Monday, November 18, 2013

Some thoughts on Lewis & Frank 2013

I'm always a fan of learning models that involve solving different problems simultaneously, with the idea of leveraging information from one problem to help solve the other (Feldman et al. 2013 and Dillon et al. 2013 are excellent examples of this, IMHO). For Lewis & Frank (L&F), the two problems are related to word learning: how to pick the referent from a set of referents and how to pick which concept class that referent belongs to (which they relate to how to generalize that label appropriately).  I have to say that I struggled to understand how they incorporated the second problem, though -- it doesn't seem like the concept generalization w.r.t. subordinate vs. superordinate classes maps in a straightforward way to the feature analysis they're describing.  (More on this below.) I was also a bit puzzled by their assumption of where the uncertainty in learning originates from and the link they describe between what they did and the origin/development of complex concepts (more on these below, too).

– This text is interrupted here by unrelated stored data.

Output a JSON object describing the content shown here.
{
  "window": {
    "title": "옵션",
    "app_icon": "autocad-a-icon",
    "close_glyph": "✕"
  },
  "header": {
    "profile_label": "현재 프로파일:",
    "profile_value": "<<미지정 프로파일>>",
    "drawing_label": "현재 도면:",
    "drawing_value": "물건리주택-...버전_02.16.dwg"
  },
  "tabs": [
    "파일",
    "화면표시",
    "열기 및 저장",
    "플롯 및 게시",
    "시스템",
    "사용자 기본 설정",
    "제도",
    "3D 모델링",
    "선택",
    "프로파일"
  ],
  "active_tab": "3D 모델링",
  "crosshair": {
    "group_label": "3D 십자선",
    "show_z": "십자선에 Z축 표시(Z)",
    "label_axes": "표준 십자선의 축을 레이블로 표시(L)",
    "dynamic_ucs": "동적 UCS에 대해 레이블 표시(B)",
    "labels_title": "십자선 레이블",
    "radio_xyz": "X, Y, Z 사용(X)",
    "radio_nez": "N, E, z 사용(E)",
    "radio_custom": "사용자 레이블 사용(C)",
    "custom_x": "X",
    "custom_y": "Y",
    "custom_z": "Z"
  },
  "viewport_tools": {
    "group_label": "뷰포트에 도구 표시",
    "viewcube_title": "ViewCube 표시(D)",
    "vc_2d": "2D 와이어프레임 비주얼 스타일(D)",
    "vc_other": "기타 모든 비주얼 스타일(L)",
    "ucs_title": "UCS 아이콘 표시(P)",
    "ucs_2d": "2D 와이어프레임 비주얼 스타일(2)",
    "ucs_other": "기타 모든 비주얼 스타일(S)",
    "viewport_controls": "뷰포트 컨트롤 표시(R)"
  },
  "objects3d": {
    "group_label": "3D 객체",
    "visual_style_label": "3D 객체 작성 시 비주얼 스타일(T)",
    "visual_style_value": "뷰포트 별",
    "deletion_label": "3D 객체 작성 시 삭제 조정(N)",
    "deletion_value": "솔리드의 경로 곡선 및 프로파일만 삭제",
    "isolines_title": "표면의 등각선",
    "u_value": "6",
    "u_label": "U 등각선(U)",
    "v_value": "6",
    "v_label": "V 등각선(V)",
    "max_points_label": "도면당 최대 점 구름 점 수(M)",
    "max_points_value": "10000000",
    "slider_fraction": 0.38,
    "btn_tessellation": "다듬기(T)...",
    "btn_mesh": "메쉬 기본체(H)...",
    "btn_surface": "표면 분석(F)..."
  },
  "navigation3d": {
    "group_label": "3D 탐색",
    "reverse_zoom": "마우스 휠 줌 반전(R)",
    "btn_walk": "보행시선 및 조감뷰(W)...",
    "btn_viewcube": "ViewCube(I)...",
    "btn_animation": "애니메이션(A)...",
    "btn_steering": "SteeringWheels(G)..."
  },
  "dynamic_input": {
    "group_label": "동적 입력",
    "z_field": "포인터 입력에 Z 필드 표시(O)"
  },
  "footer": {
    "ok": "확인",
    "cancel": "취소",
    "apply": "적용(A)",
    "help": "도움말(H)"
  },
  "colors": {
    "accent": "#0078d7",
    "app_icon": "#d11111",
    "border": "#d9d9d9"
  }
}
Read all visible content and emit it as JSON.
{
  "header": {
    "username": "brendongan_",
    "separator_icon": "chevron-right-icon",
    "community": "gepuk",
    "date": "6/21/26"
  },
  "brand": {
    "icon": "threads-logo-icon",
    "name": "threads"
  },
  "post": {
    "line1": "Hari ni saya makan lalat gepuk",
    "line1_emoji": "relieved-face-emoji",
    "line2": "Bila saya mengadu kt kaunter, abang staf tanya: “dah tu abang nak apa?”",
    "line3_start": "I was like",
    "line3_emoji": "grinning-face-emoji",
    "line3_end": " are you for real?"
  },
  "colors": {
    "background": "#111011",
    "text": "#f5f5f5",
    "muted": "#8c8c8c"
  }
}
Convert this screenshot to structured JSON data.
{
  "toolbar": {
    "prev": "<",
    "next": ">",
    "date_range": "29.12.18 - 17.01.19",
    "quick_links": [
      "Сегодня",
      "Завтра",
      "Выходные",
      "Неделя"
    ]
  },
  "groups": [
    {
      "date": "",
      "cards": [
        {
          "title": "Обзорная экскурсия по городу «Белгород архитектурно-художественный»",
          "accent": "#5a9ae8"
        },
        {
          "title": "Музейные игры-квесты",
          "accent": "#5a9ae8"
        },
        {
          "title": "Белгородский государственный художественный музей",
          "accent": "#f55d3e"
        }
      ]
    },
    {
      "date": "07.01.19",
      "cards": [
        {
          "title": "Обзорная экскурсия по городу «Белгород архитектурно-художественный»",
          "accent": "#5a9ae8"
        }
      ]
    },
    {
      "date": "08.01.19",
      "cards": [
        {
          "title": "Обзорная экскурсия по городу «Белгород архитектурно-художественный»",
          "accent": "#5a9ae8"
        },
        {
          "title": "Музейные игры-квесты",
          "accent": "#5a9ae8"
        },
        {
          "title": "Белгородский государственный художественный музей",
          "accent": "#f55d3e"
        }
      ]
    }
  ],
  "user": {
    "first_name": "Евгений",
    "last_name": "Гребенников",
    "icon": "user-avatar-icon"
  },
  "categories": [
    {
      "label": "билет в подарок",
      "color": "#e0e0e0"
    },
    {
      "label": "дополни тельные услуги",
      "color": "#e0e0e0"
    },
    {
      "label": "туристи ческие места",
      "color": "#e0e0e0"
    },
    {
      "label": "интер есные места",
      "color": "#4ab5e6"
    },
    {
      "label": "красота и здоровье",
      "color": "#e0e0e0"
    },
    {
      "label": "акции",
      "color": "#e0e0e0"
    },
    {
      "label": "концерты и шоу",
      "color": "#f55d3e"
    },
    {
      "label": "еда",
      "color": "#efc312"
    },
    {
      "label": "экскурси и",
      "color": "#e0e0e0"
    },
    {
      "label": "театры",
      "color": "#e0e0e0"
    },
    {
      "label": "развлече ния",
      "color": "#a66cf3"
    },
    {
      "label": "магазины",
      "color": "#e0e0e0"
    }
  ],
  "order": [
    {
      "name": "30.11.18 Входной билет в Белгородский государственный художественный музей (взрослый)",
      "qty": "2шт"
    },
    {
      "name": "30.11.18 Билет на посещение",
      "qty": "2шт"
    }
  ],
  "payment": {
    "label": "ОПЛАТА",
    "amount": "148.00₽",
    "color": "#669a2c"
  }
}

On generalization & features:  If we take the example in their Figure 1, it seems like the features could be something like f1 = "fruit", f2 = "red", and f3 = "apple". The way they talk about generalization is as underspecification of feature values, which feels right.  So if we say f1 is the only important feature, then this corresponds nicely to the idea of "fruit" as a superordinate class.  But what if we allow f2 to be the important feature? Is "red" the superordinate class of "red" things?  Well, in a sense, I suppose. But this falls outside of the noun-referent system that they're working in - "red" spans many referents, because it's a property.  Maybe this is my misunderstanding in trying to map this whole thing to subordinate and superordinate classes, like Xu & Tenenbaum 2007 talk about, but it felt like that's what L&F intended, given the model in Figure 2 that's grounded in Objects at the observable level and the behavioral experiment they actually ran.

On where the uncertainty comes from: L&F mention in the Design of the Model section that the learning model assumes "the speaker could in principle have been mistaken about their referent or misspoken". From a model building perspective, I understand that this is easier to incorporate and allows graded predictions (which are necessary to match the empirical data), but from the cognitive perspective, this seems really weird to me. Do we have reason to believe children assume their speakers are unreliable? I was under the impression children assume their speakers are reliable as a default. Maybe there's a better place to work this uncertainty in - approximated inference from a sub-optimal learner or something like that. Also, as a side note, it seems really important to understand how the various concepts/features are weighted by the learner. Maybe that's where uncertainty could be worked in at the computational level.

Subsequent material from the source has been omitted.